Daniel Azevedo, diretor de Comércio e Agricultura do comitê sindical agrícolas da União Europeia, o Copa-Cogeca
Daniel Azevedo, diretor de Comércio e Agricultura do comitê sindical agrícolas da União Europeia, o Copa-Cogeca Captura de vídeo

“Para dar um exemplo, no acordo com o Canadá, a União Europeia chegou a um acordo na parte agrícola, em que nós fizemos concessões muito dolorosas para a carne de porco e bovina, mas, em compensação, tivemos concessões generosas para queijos, vinhos, indicações geográficas e reconhecimento dos nossos padrões, que compensou o tratado em termos de preço e valor”, explica Azevedo. “No Mercosul, os produtos de alto valor da União Europeia ainda não conseguem vender bem.”

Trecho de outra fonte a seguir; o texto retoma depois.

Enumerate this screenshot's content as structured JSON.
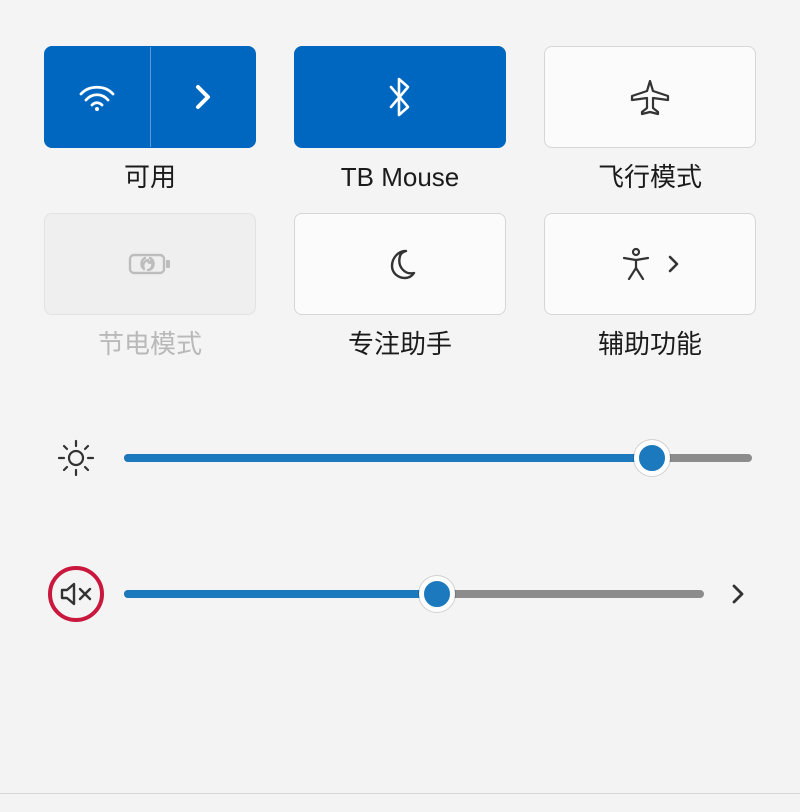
{
  "tiles": {
    "wifi": {
      "label": "可用",
      "active": true,
      "disabled": false,
      "has_expand": true
    },
    "bluetooth": {
      "label": "TB Mouse",
      "active": true,
      "disabled": false,
      "has_expand": false
    },
    "airplane": {
      "label": "飞行模式",
      "active": false,
      "disabled": false,
      "has_expand": false
    },
    "battery_saver": {
      "label": "节电模式",
      "active": false,
      "disabled": true,
      "has_expand": false
    },
    "focus_assist": {
      "label": "专注助手",
      "active": false,
      "disabled": false,
      "has_expand": false
    },
    "accessibility": {
      "label": "辅助功能",
      "active": false,
      "disabled": false,
      "has_expand": true
    }
  },
  "sliders": {
    "brightness": {
      "value": 84,
      "has_more": false,
      "highlighted": false
    },
    "volume": {
      "value": 54,
      "has_more": true,
      "highlighted": true,
      "muted": true
    }
  },
  "colors": {
    "accent": "#0067c0",
    "slider_fill": "#1d79bd",
    "highlight_ring": "#c9173d"
  }
}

As cláusulas ambientais incluídas no texto podem ser usadas pelos deputados europeus para pedir a exclusão da carne do acerto. O tratado menciona a obrigatoriedade de os países signatários estarem no Acordo de Paris sobre o Clima, enquanto o chamado "princípio da precaução" permite a imposição de barreiras no caso de suspeita de uso de agrotóxicos proibidos na Europa ou de áreas de desmatamento ilegal.

“É difícil encontrar um ponto em comum entre todos os agricultores de todos os países da União Europeia, mas o Mercosul é esse ponto em comum: todos vão perder”, constata o representante da Copa-Cogeca. “Vamos continuar a fazer pressão para que não haja entradas pela porta dos fundos ou regras que não estejam muito bem escritas. Vamos pedir ao Parlamento europeu que não ratifique o acordo imediatamente, antes de termos todas as garantias de que não seremos tão prejudicados.”

Nesta segunda-feira (1°), o  deputado ecologista francês Patrick Canfin, número 2 da lista do partido do presidente Emmanuel Macron e futuro presidente da Comissão Parlamentar de Meio Ambiente, adiantou que “o voto favorável” dos 23 parlamentares do grupo “não está garantido”. A afirmação é apenas mais um sinal de que a longa batalha para adoção do acordo não está ganha.